15. In perspective of a whole justification on record, what can be culled out is that a Appellant entered a room from a cosmetic ceiling, a drop of that remained neglected by a plant compartment a successive morning. P.W. 13, a I.O. has unsuccessful to chuck any light on how this was achieved, thereby indicating to trashy investigation. According to a victim, after a occurrence a Appellant threatened to kill her though he slept in a same room though inflicting any damage on her. What needs to be mulled over is if a Appellant was in a inebriated faint and fell asleep, successive thereto, because did she not find assistance from her neighbours, allegedly one Deepak, Mahesh and Arjun. Instead, she went into another room and clearly slept unperturbed. It is indeed abominable that after such a horrific and dire occurrence she would continue to sojourn underneath a same roof with a Appellant that too usually bolting a doorway from inside, though not holding stairs to secure from a outward a doorway of a room in that a Appellant slept. Neither a plant nor a I.O. have cordial a Court as to when a Appellant left a victim’s house. Evidently a plant left during 9 a.m. to surprise a Panchayat Vice President, what time a Appellant left is a poser that remained unearthed. Another misdate that emanates from her justification is that a successive morning she listened a Appellant knocking on a doorway to a room where she was, though she did not open it. Investigation has unsuccessful to exhibit a judicious finish of a acts of that morning inasmuch as it is wordless as to what transpired after he knocked on a victim’s door. Also, one is wakeful that life in a encampment starts during a arise of dawn, though evidently a plant besides carrying no qualms and apprehensions about sleeping underneath a same roof as a assailant, took her possess time a successive morning and went to a residence of P.W. 6 usually during 9 a.m.
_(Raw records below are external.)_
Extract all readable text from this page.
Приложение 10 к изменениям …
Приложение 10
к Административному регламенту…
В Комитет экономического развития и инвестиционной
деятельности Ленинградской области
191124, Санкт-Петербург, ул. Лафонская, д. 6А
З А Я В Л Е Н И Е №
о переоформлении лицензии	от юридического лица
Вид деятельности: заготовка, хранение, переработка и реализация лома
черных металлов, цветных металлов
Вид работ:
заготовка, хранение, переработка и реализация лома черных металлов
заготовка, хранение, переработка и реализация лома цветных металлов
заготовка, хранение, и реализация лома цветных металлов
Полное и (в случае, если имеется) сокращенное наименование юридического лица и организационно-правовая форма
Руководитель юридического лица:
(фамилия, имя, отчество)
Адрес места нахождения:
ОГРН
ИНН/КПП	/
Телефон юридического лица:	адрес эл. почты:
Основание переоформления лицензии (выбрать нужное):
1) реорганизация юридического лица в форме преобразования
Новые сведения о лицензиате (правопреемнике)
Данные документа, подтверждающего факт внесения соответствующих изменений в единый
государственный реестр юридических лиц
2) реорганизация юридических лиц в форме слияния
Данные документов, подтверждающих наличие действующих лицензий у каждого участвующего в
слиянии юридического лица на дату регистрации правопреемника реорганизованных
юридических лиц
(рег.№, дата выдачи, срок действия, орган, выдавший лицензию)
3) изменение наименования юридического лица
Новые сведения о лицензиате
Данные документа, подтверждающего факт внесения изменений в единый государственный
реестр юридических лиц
16. Thus, a clever comment of a justification on record fails to enthuse certainty to capacitate this Court to strech a anticipating that a corruption committed was of rape and not a consensual act. In perspective of a assemblage of a resources hereinabove, there appears to be no credit in a deposition of a plant per a claim of rape. Although a majority of probabilities exists, though this does not sufficient to settle a Prosecution case, that contingency be valid over all reasonable doubt, that in a light of a aforesaid discussions has unsuccessful to achieve a benchmark.
17. Consequently, a assailed Judgment and Sentence of a Learned Trial Court deserves to be and is accordingly set aside. The Appeal succeeds and a Appellant is clear of a offences underneath Sections 376, 506 and 457 of a IPC.
18. Consequently, a Appellant be set during autocracy forthwith, unless compulsory in any other case.
19. Fine, if any, deposited by a Appellant as per a assailed Order on Sentence of a Learned Trial Court, be refunded to him.
20. Copy of this Judgment be transmitted forthwith to a Learned Trial Court for information along with a strange annals associated to this case.